Fue el economista y demógrafo italiano Carlo M. Cipolla (1922-2000) quien elaboró la ¨Teoría de la estupidez humana¨ (ver en internet junto a los cuantiosos y laudatorios ensayos y libros que, generando escuela, amanecieron a partir de ella). Deberíamos hacerle un monumento (al economista). Y ponerle su nombre a una calle del Centro (¡lindo debate para la Junta!).
Dicha teoría, discrepando con Marx y todos los demás, incluso con sus adversarios, divide a los seres humanos en cuatro categorías, a saber:
A) Los que siempre le hacen el bien a los demás y a sí mismos: éstos son los mejores.
B) Los que siempre le hacen el bien a los demás, pero siempre se hacen el mal a sí mismos: éstos son los incautos.
C) Los que siempre le hacen el mal a los demás pero siempre se hacen el bien a sí mismos: estos son los malvados.

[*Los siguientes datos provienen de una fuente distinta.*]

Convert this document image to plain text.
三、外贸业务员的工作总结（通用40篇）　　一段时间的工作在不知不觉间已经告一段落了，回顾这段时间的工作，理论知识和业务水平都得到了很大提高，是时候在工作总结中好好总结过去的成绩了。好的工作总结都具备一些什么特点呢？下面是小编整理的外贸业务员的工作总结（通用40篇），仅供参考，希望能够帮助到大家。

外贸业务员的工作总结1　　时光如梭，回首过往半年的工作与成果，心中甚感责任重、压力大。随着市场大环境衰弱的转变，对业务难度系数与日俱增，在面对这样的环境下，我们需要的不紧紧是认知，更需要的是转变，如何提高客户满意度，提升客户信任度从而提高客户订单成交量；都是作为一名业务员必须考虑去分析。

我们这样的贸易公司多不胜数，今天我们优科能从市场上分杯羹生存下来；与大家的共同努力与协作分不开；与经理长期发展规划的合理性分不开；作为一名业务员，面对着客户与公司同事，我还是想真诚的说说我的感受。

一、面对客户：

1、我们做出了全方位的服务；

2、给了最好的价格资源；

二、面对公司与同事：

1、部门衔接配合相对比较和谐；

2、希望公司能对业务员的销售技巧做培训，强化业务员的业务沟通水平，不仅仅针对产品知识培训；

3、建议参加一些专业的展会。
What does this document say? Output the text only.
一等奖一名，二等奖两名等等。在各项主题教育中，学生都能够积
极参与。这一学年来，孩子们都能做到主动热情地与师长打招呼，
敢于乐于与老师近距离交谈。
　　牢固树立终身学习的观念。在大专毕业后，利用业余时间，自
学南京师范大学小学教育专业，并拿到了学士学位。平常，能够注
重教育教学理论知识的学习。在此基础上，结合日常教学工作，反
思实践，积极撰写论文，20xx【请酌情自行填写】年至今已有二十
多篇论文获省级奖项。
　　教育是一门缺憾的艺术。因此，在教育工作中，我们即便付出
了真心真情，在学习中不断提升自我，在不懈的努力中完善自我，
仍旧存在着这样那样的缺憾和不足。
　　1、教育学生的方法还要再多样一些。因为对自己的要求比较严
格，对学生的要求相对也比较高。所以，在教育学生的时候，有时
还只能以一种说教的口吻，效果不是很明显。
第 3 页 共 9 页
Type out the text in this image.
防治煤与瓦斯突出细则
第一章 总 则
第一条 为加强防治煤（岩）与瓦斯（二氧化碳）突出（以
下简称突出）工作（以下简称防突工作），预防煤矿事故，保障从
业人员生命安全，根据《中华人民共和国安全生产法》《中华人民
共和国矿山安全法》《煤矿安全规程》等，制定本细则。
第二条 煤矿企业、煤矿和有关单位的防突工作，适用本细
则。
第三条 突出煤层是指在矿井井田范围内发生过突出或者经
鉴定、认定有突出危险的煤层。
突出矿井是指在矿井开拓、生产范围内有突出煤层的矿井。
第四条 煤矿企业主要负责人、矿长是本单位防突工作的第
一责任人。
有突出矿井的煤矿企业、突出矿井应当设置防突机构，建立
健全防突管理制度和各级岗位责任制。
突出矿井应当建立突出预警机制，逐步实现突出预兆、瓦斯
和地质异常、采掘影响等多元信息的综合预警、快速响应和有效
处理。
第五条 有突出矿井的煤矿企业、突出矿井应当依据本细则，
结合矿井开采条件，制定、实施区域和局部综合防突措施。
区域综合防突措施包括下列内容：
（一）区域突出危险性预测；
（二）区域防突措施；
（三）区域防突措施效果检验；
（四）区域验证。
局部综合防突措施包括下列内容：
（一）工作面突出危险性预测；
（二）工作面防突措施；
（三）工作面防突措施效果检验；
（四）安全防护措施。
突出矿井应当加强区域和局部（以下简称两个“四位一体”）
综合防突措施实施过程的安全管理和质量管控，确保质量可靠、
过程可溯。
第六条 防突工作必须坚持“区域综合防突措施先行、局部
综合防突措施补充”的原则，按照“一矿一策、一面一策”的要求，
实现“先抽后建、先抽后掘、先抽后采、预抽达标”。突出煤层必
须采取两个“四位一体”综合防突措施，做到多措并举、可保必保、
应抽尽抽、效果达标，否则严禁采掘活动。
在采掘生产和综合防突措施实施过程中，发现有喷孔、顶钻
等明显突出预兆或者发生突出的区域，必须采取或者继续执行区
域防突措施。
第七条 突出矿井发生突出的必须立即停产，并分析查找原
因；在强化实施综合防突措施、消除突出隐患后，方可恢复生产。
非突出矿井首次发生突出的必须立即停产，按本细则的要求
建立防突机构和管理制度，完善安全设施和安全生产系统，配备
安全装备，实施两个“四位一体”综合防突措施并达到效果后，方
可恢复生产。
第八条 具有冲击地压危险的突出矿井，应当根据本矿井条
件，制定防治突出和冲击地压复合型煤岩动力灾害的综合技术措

D) Los que siempre le hacen el mal a todos los demás, y siempre se hacen el mal a sí mismos: estos son los estúpidos, o sea, los peores.
Cipolla, como casi todos los posteriores y frondosos desarrollos de su escuela, coinciden en que la alianza de las tres primeras categorías no sólo es posible sino viable y hasta aconsejable. Porque los malvados son, al fin de cuentas, seres racionales y por ende previsibles. Puede resultarles ventajoso, por lo menos pasajera y circunstancialmente, hacer el bien a los demás. Repetimos: aunque sea por un momento y debido a conveniencias posteriores. Y, en última instancia, con ellos puede negociarse.
Con los de la categoría D es no sólo imposible e inviable sino harto peligroso, por no decir peligrosísimo y hasta suicida, intentar cualquier acuerdo. Dice Cipolla (mediante arduas ecuaciones) que en aquellos países donde esta categoría (más o menos aliada a veces a cualquiera de las otras tres) manda, o tan siquiera predomina porcentualmente, los desastres están asegurados. Hay incluso algunos (muchos) que confunden sistema capitalista con estupidez. Ambas cosas que no son incompatibles tampoco son, sin embargo, la misma cosa. Digamos como atenuante que en el extremo opuesto suele incurrirse (con fatales e idénticos resultados) en la misma confusión. Dicho sistema (el capitalista) pertenece, por definición axiomática de existencia, a la categoría C. En rigor de verdad, es enemigo de la A, albacea de la B y es, o debiera ser, acérrimo enemigo de la D. Aunque no siempre lo logra y, lo que no sólo es peor sino pésimo e inconcebible, es que en la actualidad y desde hace ya un tiempo ha sido totalmente dominado por la categoría D. Todos lo hemos sido. Para constatarlo basta con mirar objetivamente el panorama mundial.
Nunca como ahora, en toda la historia (y parece ser que tampoco en la prehistoria) los seres humanos hemos puesto en riesgo tan gravísimo a la vida (la total) en el planeta. Bastaría sin embargo para condenar al actual sistema y pelear contra él, con el hambre, la sed, la miseria, la muerte por enfermedades curables, las guerras, los genocidios, la ignorancia forzosa, y demás calamidades espolvoreadas a lo largo y ancho de nuestros países, y de todos los demás sin excepción.
Bastaría, pero la cosa es muchísimo más grave si cabe: por el camino en el que vamos, estamos construyendo, a veces ¨amorosamente¨, nuestro suicidio, y el homicidio de nuestros descendientes inconsultos.

Publicado en Revista Miradas (Pensamientos estratégicos sobre el Uruguay del futuro), 2010.